Rules are rules, and they are there for a reason, and, yes, Dromard broke this particular rule – but they’re not the only club in the country to have done so. Anyone ever hear of five-a-side soccer being played on a GAA all-weather pitch? Thought so.

Clubs should be entitled, considering that they have poured a lot of money into improving their own facilities, to generate revenue from those facilities. 

Clubs are the bedrock of the GAA. The Association needs to help its clubs. These clubs need money. Hosting soccer camps or five-a-side soccer games brings much-needed money into clubs, who are finding it harder and harder to survive in these times.

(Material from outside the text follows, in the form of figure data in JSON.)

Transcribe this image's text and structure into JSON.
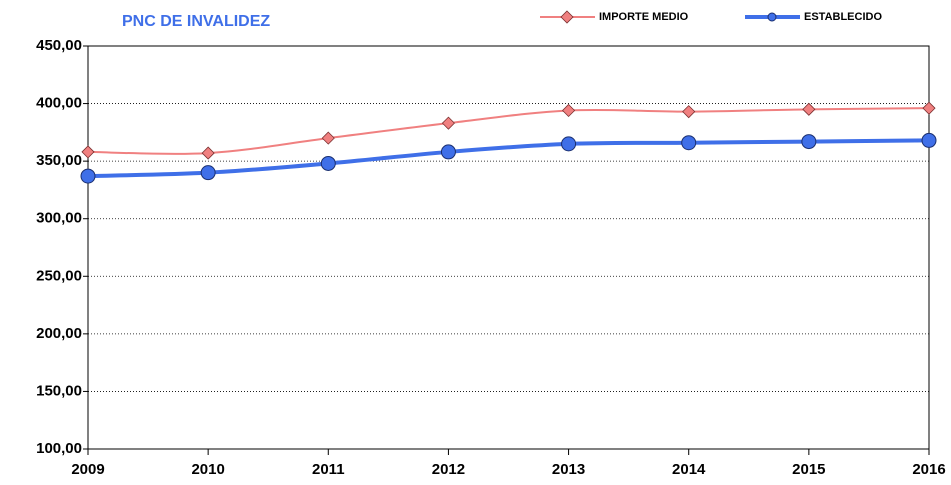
{
  "chart_data": {
    "type": "line",
    "title": "PNC DE INVALIDEZ",
    "categories": [
      "2009",
      "2010",
      "2011",
      "2012",
      "2013",
      "2014",
      "2015",
      "2016"
    ],
    "series": [
      {
        "name": "IMPORTE MEDIO",
        "color": "#f08080",
        "marker": "diamond",
        "values": [
          358,
          357,
          370,
          383,
          394,
          393,
          395,
          396
        ]
      },
      {
        "name": "ESTABLECIDO",
        "color": "#3f6fe8",
        "marker": "circle",
        "values": [
          337,
          340,
          348,
          358,
          365,
          366,
          367,
          368
        ]
      }
    ],
    "ylim": [
      100,
      450
    ],
    "yticks": [
      {
        "value": 100,
        "label": "100,00"
      },
      {
        "value": 150,
        "label": "150,00"
      },
      {
        "value": 200,
        "label": "200,00"
      },
      {
        "value": 250,
        "label": "250,00"
      },
      {
        "value": 300,
        "label": "300,00"
      },
      {
        "value": 350,
        "label": "350,00"
      },
      {
        "value": 400,
        "label": "400,00"
      },
      {
        "value": 450,
        "label": "450,00"
      }
    ],
    "grid": true
  }
}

A GAA club won’t get rich if it hosts a soccer camp, but it would earn some money to pump back into the club and help improve the facilities for its members – maybe new jerseys for the U12s, it could go towards ground redevelopment, or any other number of initiatives.

How can the GAA, as the governing body of the Association, claim to help clubs (especially rural clubs) survive and grow, if they are cutting off and limiting a possible financial avenue that will, in the long run, help a GAA club survive?

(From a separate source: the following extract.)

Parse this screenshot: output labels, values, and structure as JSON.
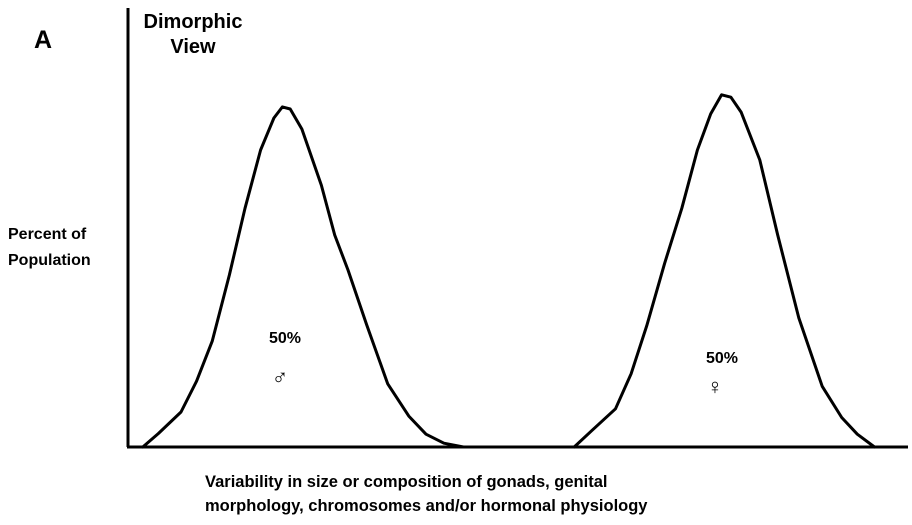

GAA clubs should be encouraged to think outside the box, not be punished when they do so. Let clubs, if they have the facilities and are willing, host soccer camps, or a boxing event, or a rugby training session, etc.

Only a couple of years ago (maybe two), I watched the Kerry senior football team train on Killarney Celtic’s main astro-turf pitch one evening while the club’s schoolboys’ teams were moved to accommodate this. Nobody batted an eyelid. I’ve seen Killarney Rugby Club train on the very same astro-turf pitch. Again, no one looked twice. You can rent out the pitch. The money goes back to the club. Everyone’s a winner.

If a soccer club can supply a facility for a GAA or rugby club, and earn money, why can’t a GAA club do likewise?

Surely, this isn’t the old-fashioned and out-dated mentality of GAA doing its utmost to prevent kids playing that ‘foreign sport’ (aka soccer). Surely, the anti-soccer brigade are the minority in these times? 

The GAA has left itself open to stinging criticism since they hit Longford club Dromard with the €2,000 fine, with words and phrases such as ‘hypocrisy’ and ‘double standards’ used, considering that Croke Park has hosted rugby and soccer internationals and American football, and it also opens its doors for concerts, etc. 

GAA venues will also be used if the country’s 2023 Rugby World Cup bid is successful, and Central Council has the power to authorise the opening of any GAA ground for the Rugby World Cup. Money talks.

Rule 42, famously, was altered in 2005 to allow international games take place in Croke Park, and Central Council can decide on what codes are allowed to play there.

It was Rule 5.1 (b) that ended up getting Dromard GAA Club in trouble, and this rule needs to change, for the sake of clubs and counties, who could also rent out their facilities to other codes. At the very least, clubs and counties should be allowed to do what they think is best for their particular club or county.

At the upcoming GAA Congress there’s a motion on the cards, being brought by Miltown/Malbay, that wants to open all county grounds – not just Croke Park – to other games.

This motion is looking to amend Rule 5.1 (b) so that ‘Central Council shall have the power to authorise the use of Croke Park and all county grounds for games other than those controlled by the Association’.

A similar motion was defeated at last year’s GAA Congress. Asking for all county grounds to be opened for non-GAA sports, it received just 39.7 per cent of votes from delegates.

But given the poor PR the GAA has received this past week in light of its punishment to Dromard GAA Club (who are appealing the decision), it wouldn’t be surprising to see this motion passed at GAA Congress in Carlow later the month.